C’est en 1703 que Pierre le Grand décida de construire les fondations d’une nouvelle ville, choisissant la petite île aux Lièvres, située au centre de la Neva. Rapidement, c’est une forteresse qui sera construite sur l’île et la ville de Saint-Pétersbourg va s’étendre autour de ce centre. La forteresse Pierre-et-Paul devait avoir une fonction militaire mais elle servira principalement de prison, jusqu’à l’ère soviétique où elle sera transformée en musée.

Dans la forteresse se trouvent la Monnaie nationale, l’ancienne prison du bastion Troubetskoï, de nombreux bâtiments qui servent aujourd’hui de musées, ainsi qu’une cathédrale et un mausolée. La cathédrale est le bâtiment central de la forteresse. Peu grande en superficie, la cathédrale est pourtant immanquable grâce à son clocher.

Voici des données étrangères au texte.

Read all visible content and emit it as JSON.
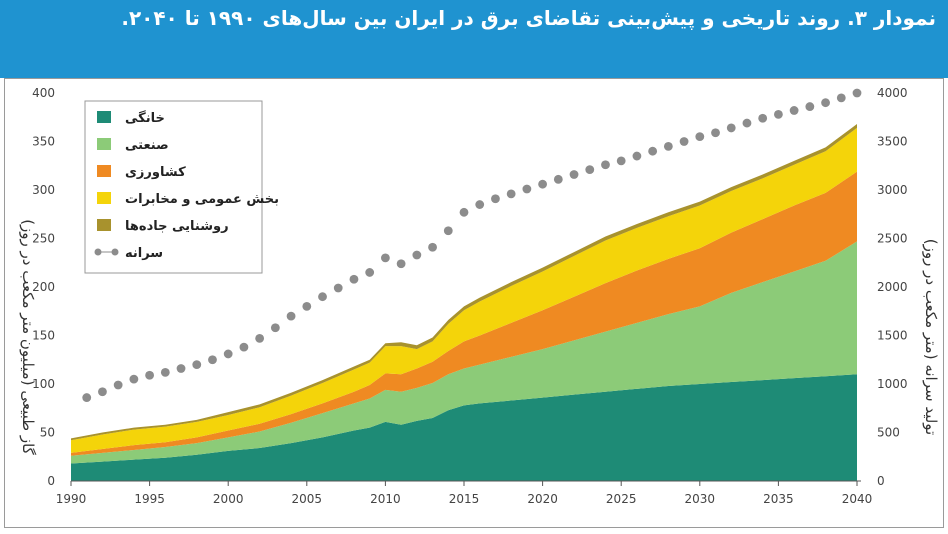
{
  "header": {
    "title": "نمودار ۳. روند تاریخی و پیش‌بینی تقاضای برق در ایران بین سال‌های ۱۹۹۰ تا ۲۰۴۰."
  },
  "colors": {
    "header_bg": "#1f93d0",
    "residential": "#1e8b76",
    "industrial": "#8ccb78",
    "agricultural": "#ef8a22",
    "public": "#f4d40a",
    "street_lighting": "#a8922d",
    "per_capita": "#8c8c8c"
  },
  "chart_data": {
    "type": "area",
    "x": [
      1990,
      1992,
      1994,
      1996,
      1998,
      2000,
      2002,
      2004,
      2006,
      2008,
      2009,
      2010,
      2011,
      2012,
      2013,
      2014,
      2015,
      2016,
      2018,
      2020,
      2022,
      2024,
      2026,
      2028,
      2030,
      2032,
      2034,
      2036,
      2038,
      2040
    ],
    "series": [
      {
        "name": "خانگی",
        "color_key": "residential",
        "values": [
          18,
          20,
          22,
          24,
          27,
          31,
          34,
          39,
          45,
          52,
          55,
          61,
          58,
          62,
          65,
          73,
          78,
          80,
          83,
          86,
          89,
          92,
          95,
          98,
          100,
          102,
          104,
          106,
          108,
          110
        ]
      },
      {
        "name": "صنعتی",
        "color_key": "industrial",
        "values": [
          8,
          9,
          10,
          11,
          12,
          14,
          17,
          21,
          25,
          28,
          30,
          33,
          34,
          34,
          36,
          37,
          38,
          40,
          45,
          50,
          56,
          62,
          68,
          74,
          80,
          92,
          101,
          110,
          119,
          137
        ]
      },
      {
        "name": "کشاورزی",
        "color_key": "agricultural",
        "values": [
          3,
          4,
          5,
          5,
          6,
          7,
          8,
          9,
          10,
          12,
          14,
          17,
          18,
          20,
          22,
          24,
          28,
          30,
          35,
          40,
          45,
          50,
          54,
          57,
          60,
          62,
          65,
          68,
          70,
          72
        ]
      },
      {
        "name": "بخش عمومی و مخابرات",
        "color_key": "public",
        "values": [
          13,
          15,
          16,
          16,
          16,
          16,
          17,
          19,
          21,
          23,
          23,
          28,
          29,
          20,
          21,
          28,
          32,
          35,
          38,
          40,
          42,
          44,
          44,
          44,
          44,
          43,
          42,
          42,
          43,
          45
        ]
      },
      {
        "name": "روشنایی جاده‌ها",
        "color_key": "street_lighting",
        "values": [
          2,
          2,
          2,
          2,
          2,
          3,
          3,
          3,
          3,
          3,
          3,
          3,
          4,
          4,
          4,
          4,
          4,
          4,
          4,
          4,
          4,
          4,
          4,
          4,
          4,
          4,
          4,
          4,
          4,
          4
        ]
      }
    ],
    "per_capita": {
      "name": "سرانه",
      "x": [
        1991,
        1992,
        1993,
        1994,
        1995,
        1996,
        1997,
        1998,
        1999,
        2000,
        2001,
        2002,
        2003,
        2004,
        2005,
        2006,
        2007,
        2008,
        2009,
        2010,
        2011,
        2012,
        2013,
        2014,
        2015,
        2016,
        2017,
        2018,
        2019,
        2020,
        2021,
        2022,
        2023,
        2024,
        2025,
        2026,
        2027,
        2028,
        2029,
        2030,
        2031,
        2032,
        2033,
        2034,
        2035,
        2036,
        2037,
        2038,
        2039,
        2040
      ],
      "values": [
        860,
        920,
        990,
        1050,
        1090,
        1120,
        1160,
        1200,
        1250,
        1310,
        1380,
        1470,
        1580,
        1700,
        1800,
        1900,
        1990,
        2080,
        2150,
        2300,
        2240,
        2330,
        2410,
        2580,
        2770,
        2850,
        2910,
        2960,
        3010,
        3060,
        3110,
        3160,
        3210,
        3260,
        3300,
        3350,
        3400,
        3450,
        3500,
        3550,
        3590,
        3640,
        3690,
        3740,
        3780,
        3820,
        3860,
        3900,
        3950,
        4000
      ]
    },
    "title": "نمودار ۳. روند تاریخی و پیش‌بینی تقاضای برق در ایران بین سال‌های ۱۹۹۰ تا ۲۰۴۰.",
    "ylabel": "گاز طبیعی (میلیون متر مکعب در روز)",
    "y2label": "تولید سرانه (متر مکعب در روز)",
    "xlim": [
      1990,
      2040
    ],
    "ylim": [
      0,
      400
    ],
    "y2lim": [
      0,
      4000
    ],
    "xticks": [
      1990,
      1995,
      2000,
      2005,
      2010,
      2015,
      2020,
      2025,
      2030,
      2035,
      2040
    ],
    "yticks": [
      0,
      50,
      100,
      150,
      200,
      250,
      300,
      350,
      400
    ],
    "y2ticks": [
      0,
      500,
      1000,
      1500,
      2000,
      2500,
      3000,
      3500,
      4000
    ],
    "legend_position": "top-left"
  }
}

Le clocher de la cathédrale dépasse des remparts de la forteresse construite sur l’île aux Lièvres (Photo : Histoires Royales)

Le clocher de la cathédrale est une flèche de 123 mètres de hauteur surmontée par un ange doré, l’un des symboles de la ville. La construction de la cathédrale a commencé en 1712. Saint-Pétersbourg a été fondée en 1703 et c’est en 1706 que Pierre le Grand en fit sa capitale. L’empereur avait choisi de construire des somptueux palais et des bâtiments dans des styles baroques ou rococo, s’inspirant de palais européens et vénitiens.

Vue latérale de la cathédrale (Photo : Histoires Royales)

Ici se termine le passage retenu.